The debate surrounding the bill has described it as the most extensive overhaul of the petroleum sector since national independence from Britain in 1960. Nigeria’s oil industry has been dominated since 1956 by British, U.S. and European firms that contributed virtually nothing to the country’s development.

An April 7 Financial Times article states that in this debate over the future of oil in Nigeria, Africa’s most populous state, the character of relations with the U.S. will be determined: “At stake are tens of billions of dollars of potential investments, and reforms that could breathe new life into an industry that provides 80 percent of the government’s income and one in eight barrels of crude that the U.S. imports.”

Osten Olorunsola, Shell’s regional vice-president for gas, says, “The PIB is definitely unlikely to pass [through the national assembly] in its current form before the elections (2011). Not passing anything would magnify the overall level of uncertainty.” (Financial Times, April 7)

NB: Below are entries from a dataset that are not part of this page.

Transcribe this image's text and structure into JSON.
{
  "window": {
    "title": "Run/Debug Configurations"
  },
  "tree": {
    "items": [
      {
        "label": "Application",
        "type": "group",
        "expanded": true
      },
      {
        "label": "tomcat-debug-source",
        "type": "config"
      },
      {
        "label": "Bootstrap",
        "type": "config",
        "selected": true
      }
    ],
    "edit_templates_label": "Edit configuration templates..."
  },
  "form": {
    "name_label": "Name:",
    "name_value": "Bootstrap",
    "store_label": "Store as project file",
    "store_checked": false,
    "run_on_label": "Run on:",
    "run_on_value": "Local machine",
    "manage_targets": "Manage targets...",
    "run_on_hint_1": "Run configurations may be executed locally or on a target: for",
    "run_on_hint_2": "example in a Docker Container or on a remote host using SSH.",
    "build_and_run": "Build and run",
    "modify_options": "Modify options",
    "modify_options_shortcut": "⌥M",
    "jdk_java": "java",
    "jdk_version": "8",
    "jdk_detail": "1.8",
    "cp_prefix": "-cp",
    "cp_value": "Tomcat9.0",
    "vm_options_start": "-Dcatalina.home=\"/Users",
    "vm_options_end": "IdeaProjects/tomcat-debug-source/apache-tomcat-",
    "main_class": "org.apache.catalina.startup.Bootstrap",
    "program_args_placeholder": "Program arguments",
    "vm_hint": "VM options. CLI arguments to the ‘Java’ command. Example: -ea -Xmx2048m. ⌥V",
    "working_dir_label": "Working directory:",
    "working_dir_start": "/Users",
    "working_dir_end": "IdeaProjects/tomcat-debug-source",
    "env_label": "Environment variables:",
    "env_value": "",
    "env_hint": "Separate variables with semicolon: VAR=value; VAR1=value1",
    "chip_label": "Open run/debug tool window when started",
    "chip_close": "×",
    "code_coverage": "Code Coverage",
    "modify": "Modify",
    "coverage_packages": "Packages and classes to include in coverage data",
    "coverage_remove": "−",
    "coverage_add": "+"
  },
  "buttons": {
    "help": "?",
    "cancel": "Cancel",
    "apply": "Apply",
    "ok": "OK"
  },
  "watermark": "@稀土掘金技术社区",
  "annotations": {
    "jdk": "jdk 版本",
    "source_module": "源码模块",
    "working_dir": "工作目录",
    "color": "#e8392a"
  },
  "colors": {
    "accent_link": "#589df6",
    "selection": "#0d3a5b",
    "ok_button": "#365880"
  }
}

Oil minister Diezani Allison-Madueke is a former employee of Royal Dutch Shell where she spent 14 years and rose to become its director of external relations. The Financial Times says, “Some industry groups are said to have lobbied for her appointment, reasoning that her background would make her sympathetic to oil companies’ claims that the bill’s tougher terms would jeopardize $50 billion of planned investment.”

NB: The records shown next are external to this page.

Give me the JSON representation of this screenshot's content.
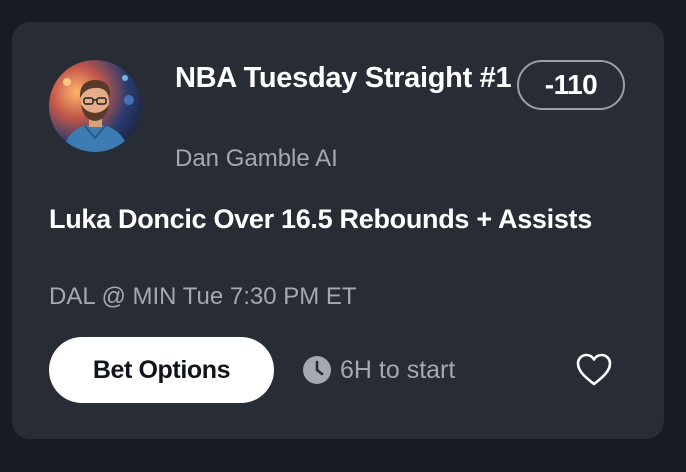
{
  "card": {
    "title": "NBA Tuesday Straight #1",
    "author": "Dan Gamble AI",
    "odds": "-110",
    "pick": "Luka Doncic Over 16.5 Rebounds + Assists",
    "game": "DAL @ MIN Tue 7:30 PM ET",
    "bet_button_label": "Bet Options",
    "start_text": "6H to start",
    "icons": {
      "avatar": "avatar-photo",
      "clock": "clock-icon",
      "favorite": "heart-icon"
    }
  },
  "colors": {
    "background": "#181b21",
    "card": "#272c35",
    "text_primary": "#ffffff",
    "text_secondary": "#a4a9b1",
    "button_bg": "#ffffff"
  }
}
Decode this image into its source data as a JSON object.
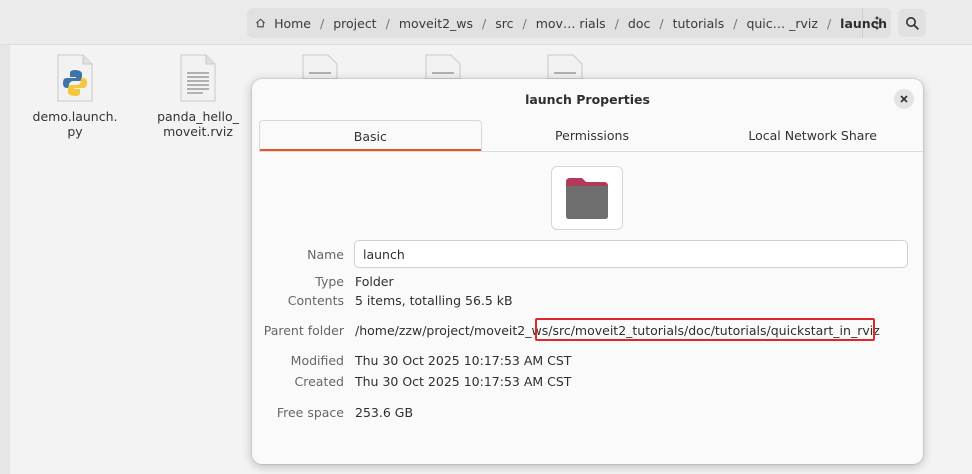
{
  "pathbar": {
    "crumbs": [
      "Home",
      "project",
      "moveit2_ws",
      "src",
      "mov… rials",
      "doc",
      "tutorials",
      "quic… _rviz",
      "launch"
    ],
    "menu_icon": "vertical-ellipsis-icon",
    "search_icon": "search-icon"
  },
  "files": [
    {
      "name": "demo.launch.py",
      "line1": "demo.launch.",
      "line2": "py",
      "icon": "python-file-icon"
    },
    {
      "name": "panda_hello_moveit.rviz",
      "line1": "panda_hello_",
      "line2": "moveit.rviz",
      "icon": "text-file-icon"
    }
  ],
  "dialog": {
    "title": "launch Properties",
    "tabs": [
      "Basic",
      "Permissions",
      "Local Network Share"
    ],
    "active_tab": "Basic",
    "fields": {
      "name_label": "Name",
      "name_value": "launch",
      "type_label": "Type",
      "type_value": "Folder",
      "contents_label": "Contents",
      "contents_value": "5 items, totalling 56.5 kB",
      "parent_label": "Parent folder",
      "parent_value": "/home/zzw/project/moveit2_ws/src/moveit2_tutorials/doc/tutorials/quickstart_in_rviz",
      "modified_label": "Modified",
      "modified_value": "Thu 30 Oct 2025 10:17:53 AM CST",
      "created_label": "Created",
      "created_value": "Thu 30 Oct 2025 10:17:53 AM CST",
      "free_label": "Free space",
      "free_value": "253.6 GB"
    }
  },
  "colors": {
    "accent": "#e95420",
    "highlight": "#e0262b",
    "folder_body": "#6e6e6e",
    "folder_tab": "#b03a58"
  }
}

Prior to Jonathan’s U.S. visit, the two countries signed a bi-national commission agreement, the first of its kind with Africa under the Obama administration.

An April 5 French Press Agency article reports, “The State Department said bilateral US-Nigerian trade was valued at more than $42 billion in 2008. Nigeria is the United States’ largest trading partner in sub-Saharan Africa, thanks in large part to its petroleum industry. Nigerian oil comprises 8 percent of U.S. imports, while about half of the oil produced in Nigeria goes to the United States. The United States also is the largest foreign investor in Nigeria, including in the offshore oil and gas industries by Exxon-Mobil and Chevron.”

Nigeria, U.S. ‘security’ and the nuclear summit

Another major item on the agenda during the meeting between Obama and Jonathan was the question of the so-called U.S. war on terrorism. Nigeria has been targeted recently because of an incident involving a 23-year-old passenger aboard an airline flight traveling from Amsterdam to Detroit on Dec. 25.

In response to the Dec. 25 incident, Nigeria and numerous other states around the world were targeted by the U.S. for special scrutiny at airports inside the country and flights bound for it. Nigerians have objected strongly to their country’s listing as a possible security threat to the U.S.

The Nuclear Security Summit meeting held by the Obama administration and representatives of 47 nations is taking place in the aftermath of the signing of a new agreement with Russia. During the signing, Obama made special mention of both Iran and the Democratic People’s Republic of Korea, threatening both countries by calling them states posing possible threats to international security resulting from their nuclear programs.

Iran has maintained that its nuclear programs are strictly for civilian purposes. The DPRK, which has been living under U.S. threats ever since the U.S. war devastated the country from 1950 to1953, is reported to have developed a limited nuclear weapons capability, and has also tested missiles that have drawn protest from the United States and the United Nations Security Council.

The state of Israel, however, which has been reported to possess nuclear weapons capability, has not been questioned or pressured by the U.S. and other imperialist states about its military intentions. Israeli Prime Minister Benjamin Netanyahu announced that he would not attend the Nuclear Security Summit due to the intentions of Egypt and Turkey to question the Zionist state over its reported possession of a nuclear arsenal.

The summit represents another effort on the part of the United States to dictate the terms of nuclear weapons capability. Those states that are allied with the U.S., such as Pakistan and India, are allowed to possess nuclear weapons, whereas nations that take a political line independent of imperialism are threatened with sanctions and military actions for even developing nuclear power.